Friday, April 18, 2008

Creative Stuff

My RSS feeds fall into three main categories:
- all about library stuff
- industries and stuff related to/aligned with libraries
- stuff with nothing to do with libraries

My favourite RSS feed in the middle category is Creative Economy Online - "News and research on creative industries, innovation and society".

Creative Economy is a gateway to research and commentary on developments in Australia’s creative industries and their cultural and social impact, hosted by the ARC Centre of Excellence for Creative Industries and Innovation (CCI). The site draws on the resources of Australian Policy Online, together with outputs from industry groups, consultants and other researchers and research organisations.

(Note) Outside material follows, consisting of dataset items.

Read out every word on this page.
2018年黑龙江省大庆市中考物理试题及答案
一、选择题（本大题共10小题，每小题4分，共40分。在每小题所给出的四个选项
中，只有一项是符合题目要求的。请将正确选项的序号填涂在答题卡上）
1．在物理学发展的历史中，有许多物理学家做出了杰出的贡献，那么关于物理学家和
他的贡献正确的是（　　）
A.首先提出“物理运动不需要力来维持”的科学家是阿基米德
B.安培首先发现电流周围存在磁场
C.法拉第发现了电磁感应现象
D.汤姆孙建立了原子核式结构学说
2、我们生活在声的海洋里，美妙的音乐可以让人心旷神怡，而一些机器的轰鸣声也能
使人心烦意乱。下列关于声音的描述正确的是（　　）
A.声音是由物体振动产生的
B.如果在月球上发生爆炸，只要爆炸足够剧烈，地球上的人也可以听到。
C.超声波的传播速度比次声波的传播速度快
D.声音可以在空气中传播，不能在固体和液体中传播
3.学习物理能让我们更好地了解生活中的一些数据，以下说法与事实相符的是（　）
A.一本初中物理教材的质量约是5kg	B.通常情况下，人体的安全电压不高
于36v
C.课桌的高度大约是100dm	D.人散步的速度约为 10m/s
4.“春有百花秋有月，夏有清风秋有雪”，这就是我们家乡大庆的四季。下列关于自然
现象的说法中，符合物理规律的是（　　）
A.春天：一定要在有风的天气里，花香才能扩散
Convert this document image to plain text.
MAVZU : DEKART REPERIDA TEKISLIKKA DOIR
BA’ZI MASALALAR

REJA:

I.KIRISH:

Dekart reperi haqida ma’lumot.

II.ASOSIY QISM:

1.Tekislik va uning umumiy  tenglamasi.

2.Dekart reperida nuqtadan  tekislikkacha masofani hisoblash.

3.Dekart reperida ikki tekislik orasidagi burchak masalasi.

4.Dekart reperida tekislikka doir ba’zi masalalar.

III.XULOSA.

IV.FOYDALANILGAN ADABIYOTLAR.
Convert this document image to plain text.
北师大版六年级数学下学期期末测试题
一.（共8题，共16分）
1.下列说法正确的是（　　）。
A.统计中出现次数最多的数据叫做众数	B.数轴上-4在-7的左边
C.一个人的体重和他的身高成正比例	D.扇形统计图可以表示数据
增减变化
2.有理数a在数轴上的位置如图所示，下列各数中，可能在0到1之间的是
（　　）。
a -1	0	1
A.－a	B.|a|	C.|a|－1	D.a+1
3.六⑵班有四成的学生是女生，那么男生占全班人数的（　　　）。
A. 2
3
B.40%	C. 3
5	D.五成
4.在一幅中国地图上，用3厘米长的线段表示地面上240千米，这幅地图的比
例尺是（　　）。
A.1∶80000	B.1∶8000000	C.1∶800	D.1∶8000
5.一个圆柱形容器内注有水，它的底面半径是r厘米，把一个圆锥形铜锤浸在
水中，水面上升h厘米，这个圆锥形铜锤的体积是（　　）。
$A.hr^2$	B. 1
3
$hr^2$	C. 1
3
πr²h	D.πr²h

The feed is a valuable source of information about new reports and projects, and it often has topics about libraries, literacy, reading and publishing.

Highly recommended.

Thursday, April 17, 2008

Innovative Ideas forum presentations

The Innovative Ideas Forum (National Library of Australia 10 April 2008) has Powerpoint presentations and audio files of each presentation available as links from the program.

Speakers and topics include:

* Professor Gerard Goggin (Professor of Digital Communication, University of New South Wales) - The Internet and the Mobile Phone: Histories, Possibilities, Challenges

* Kris Carpenter Negulescu (Internet Archive) - Digital Services and Online Research: The Future of Who does What and For Whom

* Richard Walis (TALIS) - Beyond Web 2.0 -The Continuing Journey a bunch more.

Tuesday, April 15, 2008

Web 2.0 with the Connecting Librarian

1st April and I managed to escape any April Fools jokes. Instead, I got to listen to Michelle McLean talk about Web 2.0 and libraries, which was time well spent.

I was in Sydney attending a two day course title "Revolutionising Library Management" by the Ark Group. There were only 11 participants so there was a high level on interaction and conversation.

Michelle had the floor for the whole day and her energy never seemed to fade. She gave an excellent overview of the Web 2.0 world and touched on lots and lots of examples. Michelle is partly to blame(?) for me getting this blog going again. Thanks Michelle!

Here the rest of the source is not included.